Contents
Negative Binomial Regression
Negative Binomial Regression models overdispersed count data where the variance exceeds the mean. Use it when Poisson regression is too restrictive for your event counts.

Quick Hits
- •Models count outcomes when the variance is larger than the mean (overdispersion)
- •Adds a dispersion parameter to the Poisson model to handle extra variability
- •Coefficients exponentiate to incidence rate ratios, just like Poisson regression
- •Produces more conservative (wider) confidence intervals than Poisson when data is overdispersed
- •Default choice when Poisson residual deviance is much larger than degrees of freedom
The StatsTest Flow: Relationship or Prediction >> Prediction >> Count data outcome >> Overdispersion present
Not sure this is the right statistical method? Use the Choose Your StatsTest workflow to select the right method.
What is Negative Binomial Regression?
Negative Binomial Regression is a generalized linear model for count data that relaxes the Poisson assumption that the mean equals the variance. It adds a dispersion parameter that allows the variance to exceed the mean, making it appropriate for overdispersed count data.
Like Poisson regression, it uses a log link function and produces coefficients that can be exponentiated to incidence rate ratios (IRR). The key difference is that it properly accounts for extra-Poisson variability, producing more accurate standard errors, p-values, and confidence intervals.
Negative Binomial Regression is also called the NB2 Model, Negative Binomial GLM, or Overdispersed Count Model.
Assumptions for Negative Binomial Regression
The assumptions for Negative Binomial Regression include:
- Count Outcome
- Overdispersion (or at minimum, no underdispersion)
- Independence
- Log-Linear Relationship
- Negative Binomial Distribution
Count Outcome
The dependent variable must be a non-negative integer count. This is the same requirement as Poisson regression.
Overdispersion
The model is designed for data where the variance exceeds the mean. If the variance approximately equals the mean, Poisson regression is more efficient. If the variance is less than the mean (underdispersion), neither model is ideal and you may need a generalized Poisson model.
Independence
Observations must be independent. Clustered or repeated-measures count data needs mixed-effects or GEE extensions.
Log-Linear Relationship
The log of the expected count should be approximately linear in the predictors.

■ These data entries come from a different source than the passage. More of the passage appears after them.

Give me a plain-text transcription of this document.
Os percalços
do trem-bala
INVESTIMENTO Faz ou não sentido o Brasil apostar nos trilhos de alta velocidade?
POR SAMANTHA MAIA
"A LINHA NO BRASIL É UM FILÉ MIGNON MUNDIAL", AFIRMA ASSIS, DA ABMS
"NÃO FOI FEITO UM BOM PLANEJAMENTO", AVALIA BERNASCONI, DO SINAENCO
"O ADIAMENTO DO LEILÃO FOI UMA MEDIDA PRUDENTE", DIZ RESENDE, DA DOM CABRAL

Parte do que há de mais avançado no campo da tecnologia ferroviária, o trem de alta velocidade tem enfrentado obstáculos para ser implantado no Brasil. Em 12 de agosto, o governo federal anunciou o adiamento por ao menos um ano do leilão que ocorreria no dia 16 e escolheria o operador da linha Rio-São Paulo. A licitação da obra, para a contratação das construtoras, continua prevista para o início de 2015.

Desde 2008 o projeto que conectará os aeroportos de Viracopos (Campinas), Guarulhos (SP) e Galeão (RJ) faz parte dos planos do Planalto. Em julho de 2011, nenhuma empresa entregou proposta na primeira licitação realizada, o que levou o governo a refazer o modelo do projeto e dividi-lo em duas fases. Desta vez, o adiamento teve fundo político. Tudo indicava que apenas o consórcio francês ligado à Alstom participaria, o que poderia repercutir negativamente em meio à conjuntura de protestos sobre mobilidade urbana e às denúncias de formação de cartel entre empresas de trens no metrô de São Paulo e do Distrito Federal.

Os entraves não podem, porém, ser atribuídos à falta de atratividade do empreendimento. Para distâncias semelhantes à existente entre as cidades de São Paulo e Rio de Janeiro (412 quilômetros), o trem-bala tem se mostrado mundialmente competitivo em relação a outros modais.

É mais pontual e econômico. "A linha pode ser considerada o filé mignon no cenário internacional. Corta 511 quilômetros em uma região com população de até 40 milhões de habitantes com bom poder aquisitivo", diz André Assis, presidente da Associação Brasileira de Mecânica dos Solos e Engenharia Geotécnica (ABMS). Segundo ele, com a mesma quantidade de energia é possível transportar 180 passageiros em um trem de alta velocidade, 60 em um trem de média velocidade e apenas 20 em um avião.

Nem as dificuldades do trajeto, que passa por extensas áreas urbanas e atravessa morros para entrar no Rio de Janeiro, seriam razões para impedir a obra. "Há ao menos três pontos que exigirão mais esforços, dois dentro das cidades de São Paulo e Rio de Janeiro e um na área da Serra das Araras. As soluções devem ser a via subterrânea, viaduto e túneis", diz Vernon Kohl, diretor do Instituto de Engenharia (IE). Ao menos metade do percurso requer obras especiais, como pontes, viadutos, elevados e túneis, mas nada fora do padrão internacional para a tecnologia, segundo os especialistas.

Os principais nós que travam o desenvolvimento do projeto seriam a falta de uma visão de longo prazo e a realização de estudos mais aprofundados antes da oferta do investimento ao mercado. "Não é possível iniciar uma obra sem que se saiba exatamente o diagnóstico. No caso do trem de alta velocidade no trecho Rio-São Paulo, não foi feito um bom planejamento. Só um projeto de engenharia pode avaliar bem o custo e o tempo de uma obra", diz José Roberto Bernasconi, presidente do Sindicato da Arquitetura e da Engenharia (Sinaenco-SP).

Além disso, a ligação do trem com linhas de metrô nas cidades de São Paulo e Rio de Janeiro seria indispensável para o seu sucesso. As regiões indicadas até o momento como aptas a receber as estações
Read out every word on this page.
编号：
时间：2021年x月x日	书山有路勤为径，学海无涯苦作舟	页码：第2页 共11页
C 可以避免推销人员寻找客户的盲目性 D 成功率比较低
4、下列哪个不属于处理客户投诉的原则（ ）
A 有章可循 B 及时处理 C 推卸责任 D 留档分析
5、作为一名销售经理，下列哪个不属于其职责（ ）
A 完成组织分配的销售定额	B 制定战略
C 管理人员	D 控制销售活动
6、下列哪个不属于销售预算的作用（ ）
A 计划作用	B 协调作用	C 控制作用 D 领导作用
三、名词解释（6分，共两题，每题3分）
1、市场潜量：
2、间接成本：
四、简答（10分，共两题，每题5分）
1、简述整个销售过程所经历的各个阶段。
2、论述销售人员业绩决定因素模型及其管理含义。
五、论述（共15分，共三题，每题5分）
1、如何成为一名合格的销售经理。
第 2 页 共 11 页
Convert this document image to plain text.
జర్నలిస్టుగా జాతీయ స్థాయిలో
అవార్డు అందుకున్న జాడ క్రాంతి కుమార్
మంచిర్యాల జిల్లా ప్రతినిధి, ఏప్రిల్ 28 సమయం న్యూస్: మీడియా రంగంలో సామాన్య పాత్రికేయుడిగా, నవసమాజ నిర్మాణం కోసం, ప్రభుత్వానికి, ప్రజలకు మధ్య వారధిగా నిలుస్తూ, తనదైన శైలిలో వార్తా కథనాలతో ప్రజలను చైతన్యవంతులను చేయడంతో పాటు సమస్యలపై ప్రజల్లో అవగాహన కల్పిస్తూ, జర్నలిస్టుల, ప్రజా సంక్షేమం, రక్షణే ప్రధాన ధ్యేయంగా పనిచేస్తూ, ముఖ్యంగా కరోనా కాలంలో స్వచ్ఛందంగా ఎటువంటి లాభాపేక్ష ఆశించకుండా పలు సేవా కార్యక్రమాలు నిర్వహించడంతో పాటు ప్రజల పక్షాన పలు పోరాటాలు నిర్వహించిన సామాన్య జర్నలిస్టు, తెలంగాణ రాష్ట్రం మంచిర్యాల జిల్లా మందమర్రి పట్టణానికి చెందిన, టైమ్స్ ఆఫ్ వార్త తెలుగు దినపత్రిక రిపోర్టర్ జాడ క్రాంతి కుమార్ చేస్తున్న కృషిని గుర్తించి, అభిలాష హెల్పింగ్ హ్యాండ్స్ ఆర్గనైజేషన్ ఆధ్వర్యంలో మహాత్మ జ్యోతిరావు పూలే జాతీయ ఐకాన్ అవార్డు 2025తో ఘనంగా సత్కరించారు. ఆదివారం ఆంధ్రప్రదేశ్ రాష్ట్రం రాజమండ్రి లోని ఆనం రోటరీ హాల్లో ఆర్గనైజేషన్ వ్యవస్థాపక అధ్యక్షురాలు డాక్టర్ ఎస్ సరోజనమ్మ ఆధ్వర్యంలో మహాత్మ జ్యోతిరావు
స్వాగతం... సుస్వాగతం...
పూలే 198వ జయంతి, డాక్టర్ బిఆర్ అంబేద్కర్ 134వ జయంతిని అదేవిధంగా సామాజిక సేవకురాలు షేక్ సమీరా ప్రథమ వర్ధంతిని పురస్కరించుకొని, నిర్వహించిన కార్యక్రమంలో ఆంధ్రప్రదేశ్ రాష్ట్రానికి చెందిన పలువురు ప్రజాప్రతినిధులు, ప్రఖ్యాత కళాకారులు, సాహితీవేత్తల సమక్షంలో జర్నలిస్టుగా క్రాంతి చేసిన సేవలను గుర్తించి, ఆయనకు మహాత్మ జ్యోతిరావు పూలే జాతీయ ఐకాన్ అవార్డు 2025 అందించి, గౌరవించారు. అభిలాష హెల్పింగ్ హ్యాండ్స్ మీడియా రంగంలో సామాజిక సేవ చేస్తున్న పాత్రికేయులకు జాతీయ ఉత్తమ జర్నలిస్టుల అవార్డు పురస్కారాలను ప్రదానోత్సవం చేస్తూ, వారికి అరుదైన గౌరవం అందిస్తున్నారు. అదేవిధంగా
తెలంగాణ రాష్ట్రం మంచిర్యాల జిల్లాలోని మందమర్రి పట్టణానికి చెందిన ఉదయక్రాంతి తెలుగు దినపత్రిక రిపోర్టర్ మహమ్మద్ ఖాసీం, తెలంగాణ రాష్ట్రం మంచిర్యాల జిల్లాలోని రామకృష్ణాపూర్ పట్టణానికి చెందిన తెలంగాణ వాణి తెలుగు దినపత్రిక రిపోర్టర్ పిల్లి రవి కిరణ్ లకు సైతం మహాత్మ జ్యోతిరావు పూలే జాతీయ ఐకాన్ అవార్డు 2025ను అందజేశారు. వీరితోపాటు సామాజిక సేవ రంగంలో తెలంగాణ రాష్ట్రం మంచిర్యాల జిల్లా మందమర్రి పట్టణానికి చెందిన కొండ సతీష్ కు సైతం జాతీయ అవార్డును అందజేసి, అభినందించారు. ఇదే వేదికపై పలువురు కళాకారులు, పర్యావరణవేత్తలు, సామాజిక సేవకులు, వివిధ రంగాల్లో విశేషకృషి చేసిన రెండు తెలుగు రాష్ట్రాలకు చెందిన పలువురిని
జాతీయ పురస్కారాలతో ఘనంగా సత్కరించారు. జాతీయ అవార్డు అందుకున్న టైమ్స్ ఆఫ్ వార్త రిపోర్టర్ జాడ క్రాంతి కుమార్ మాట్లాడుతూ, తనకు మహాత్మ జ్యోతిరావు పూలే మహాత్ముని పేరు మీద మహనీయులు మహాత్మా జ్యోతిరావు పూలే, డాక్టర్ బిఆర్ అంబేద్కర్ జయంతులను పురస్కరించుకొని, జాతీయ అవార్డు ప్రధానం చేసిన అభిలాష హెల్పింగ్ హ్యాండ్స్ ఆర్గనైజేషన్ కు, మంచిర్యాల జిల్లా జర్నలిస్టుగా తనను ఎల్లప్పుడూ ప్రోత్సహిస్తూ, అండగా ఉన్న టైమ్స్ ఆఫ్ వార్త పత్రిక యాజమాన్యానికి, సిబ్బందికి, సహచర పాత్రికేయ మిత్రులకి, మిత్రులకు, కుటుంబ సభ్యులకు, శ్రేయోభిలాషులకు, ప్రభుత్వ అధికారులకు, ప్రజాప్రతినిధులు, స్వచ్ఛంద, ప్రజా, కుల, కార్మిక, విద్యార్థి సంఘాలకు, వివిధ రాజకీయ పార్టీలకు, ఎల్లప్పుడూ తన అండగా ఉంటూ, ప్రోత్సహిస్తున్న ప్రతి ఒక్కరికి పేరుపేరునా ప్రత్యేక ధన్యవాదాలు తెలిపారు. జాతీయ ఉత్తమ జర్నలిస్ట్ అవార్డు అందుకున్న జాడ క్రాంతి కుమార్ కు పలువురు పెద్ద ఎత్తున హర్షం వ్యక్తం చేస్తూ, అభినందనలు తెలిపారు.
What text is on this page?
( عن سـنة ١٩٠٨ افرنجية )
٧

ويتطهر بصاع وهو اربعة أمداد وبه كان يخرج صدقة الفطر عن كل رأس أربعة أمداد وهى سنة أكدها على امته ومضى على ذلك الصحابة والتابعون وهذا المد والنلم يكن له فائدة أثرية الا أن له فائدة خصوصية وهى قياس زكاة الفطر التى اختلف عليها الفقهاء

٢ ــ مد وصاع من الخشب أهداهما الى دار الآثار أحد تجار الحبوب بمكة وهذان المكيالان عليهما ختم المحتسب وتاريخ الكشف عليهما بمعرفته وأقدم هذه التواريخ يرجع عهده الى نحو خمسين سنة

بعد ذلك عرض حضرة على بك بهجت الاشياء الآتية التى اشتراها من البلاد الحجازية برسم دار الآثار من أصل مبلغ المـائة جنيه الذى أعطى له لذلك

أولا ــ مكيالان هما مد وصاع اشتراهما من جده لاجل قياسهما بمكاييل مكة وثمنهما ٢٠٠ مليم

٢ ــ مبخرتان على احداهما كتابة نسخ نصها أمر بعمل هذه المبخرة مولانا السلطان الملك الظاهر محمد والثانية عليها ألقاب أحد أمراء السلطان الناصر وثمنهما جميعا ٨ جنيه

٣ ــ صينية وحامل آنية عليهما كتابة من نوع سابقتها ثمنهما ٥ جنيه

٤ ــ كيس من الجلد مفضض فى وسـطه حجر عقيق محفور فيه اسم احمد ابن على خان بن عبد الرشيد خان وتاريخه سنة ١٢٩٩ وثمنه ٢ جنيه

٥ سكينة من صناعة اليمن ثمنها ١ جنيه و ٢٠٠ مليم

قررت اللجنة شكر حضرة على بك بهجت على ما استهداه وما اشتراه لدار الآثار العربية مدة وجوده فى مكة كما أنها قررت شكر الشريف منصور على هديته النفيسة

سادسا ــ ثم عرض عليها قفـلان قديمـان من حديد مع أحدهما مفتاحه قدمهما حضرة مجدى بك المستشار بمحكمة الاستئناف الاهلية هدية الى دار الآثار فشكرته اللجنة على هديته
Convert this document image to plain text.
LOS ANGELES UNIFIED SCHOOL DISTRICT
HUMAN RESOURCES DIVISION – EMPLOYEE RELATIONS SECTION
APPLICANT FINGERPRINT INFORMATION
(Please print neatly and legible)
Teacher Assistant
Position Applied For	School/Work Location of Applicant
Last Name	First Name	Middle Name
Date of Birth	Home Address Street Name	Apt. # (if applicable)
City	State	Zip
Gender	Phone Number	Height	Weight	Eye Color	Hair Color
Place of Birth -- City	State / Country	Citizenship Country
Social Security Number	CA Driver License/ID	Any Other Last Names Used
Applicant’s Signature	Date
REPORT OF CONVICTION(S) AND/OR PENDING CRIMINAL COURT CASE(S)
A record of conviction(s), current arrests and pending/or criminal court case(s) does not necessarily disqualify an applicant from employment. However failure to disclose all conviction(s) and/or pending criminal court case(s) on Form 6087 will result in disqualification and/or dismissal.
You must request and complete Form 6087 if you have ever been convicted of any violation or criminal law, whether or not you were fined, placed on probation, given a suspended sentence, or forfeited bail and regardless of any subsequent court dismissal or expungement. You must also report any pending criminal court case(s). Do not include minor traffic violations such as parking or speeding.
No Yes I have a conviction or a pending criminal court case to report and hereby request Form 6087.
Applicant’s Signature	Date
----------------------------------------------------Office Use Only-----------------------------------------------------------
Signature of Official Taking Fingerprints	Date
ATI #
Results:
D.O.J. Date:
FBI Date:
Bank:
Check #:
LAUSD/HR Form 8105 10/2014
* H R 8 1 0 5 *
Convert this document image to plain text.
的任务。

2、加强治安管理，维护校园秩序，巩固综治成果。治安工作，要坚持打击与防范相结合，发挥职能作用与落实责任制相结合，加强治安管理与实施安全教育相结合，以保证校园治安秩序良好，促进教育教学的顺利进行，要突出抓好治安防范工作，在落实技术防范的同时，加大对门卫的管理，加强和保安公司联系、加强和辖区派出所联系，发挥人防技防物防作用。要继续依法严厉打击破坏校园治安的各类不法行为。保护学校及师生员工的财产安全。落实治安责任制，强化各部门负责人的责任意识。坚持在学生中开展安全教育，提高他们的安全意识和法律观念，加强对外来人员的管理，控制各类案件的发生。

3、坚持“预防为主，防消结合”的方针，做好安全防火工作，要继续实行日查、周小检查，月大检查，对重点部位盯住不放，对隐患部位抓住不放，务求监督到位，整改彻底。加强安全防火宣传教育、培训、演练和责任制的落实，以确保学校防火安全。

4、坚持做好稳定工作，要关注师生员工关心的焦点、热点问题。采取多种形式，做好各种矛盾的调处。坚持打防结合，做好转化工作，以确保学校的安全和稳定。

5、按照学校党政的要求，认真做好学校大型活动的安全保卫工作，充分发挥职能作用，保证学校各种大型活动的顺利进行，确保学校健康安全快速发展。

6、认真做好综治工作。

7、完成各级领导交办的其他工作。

Negative Binomial Distribution
The model assumes the counts follow a Negative Binomial distribution, which is a Poisson-Gamma mixture. This is reasonable when overdispersion arises from unobserved heterogeneity across subjects.
When to use Negative Binomial Regression?
You should use Negative Binomial Regression in the following scenario:
- Your outcome is a count of events
- The variance is larger than the mean (overdispersion)
- You want to model which factors affect the event rate
- Observations are independent
If the variance approximately equals the mean, use Poisson Regression for more efficient estimates. If your outcome is continuous, use Linear Regression. If binary, use Logistic Regression.
Negative Binomial Regression Example
Outcome: Number of app crashes per user per week. Predictors: Device type, OS version, number of installed plugins.
Crash counts are highly overdispersed: most users experience zero or one crash, but some experience many. The variance (25.3) far exceeds the mean (2.1).
A Poisson model would underestimate the standard errors, making effects appear significant when they are not. The Negative Binomial model correctly accounts for the extra variability. After fitting, we find that users with more than 5 plugins have an IRR of 2.8 (p < 0.001), meaning they experience crashes at 2.8 times the rate of users with 0-5 plugins, controlling for device type and OS version.
References
- https://www.ncbi.nlm.nih.gov/pmc/articles/PMC2726498/
- https://online.stat.psu.edu/stat504/lesson/9
Frequently Asked Questions
How do I know if I should use Negative Binomial instead of Poisson?
What causes overdispersion?
Is Negative Binomial regression always better than Poisson?
Key Takeaway
Negative Binomial regression extends Poisson regression by adding a dispersion parameter that accommodates variance larger than the mean. Use it as your default for count data when there is any suspicion of overdispersion. It produces the same interpretable incidence rate ratios as Poisson but with properly calibrated uncertainty estimates.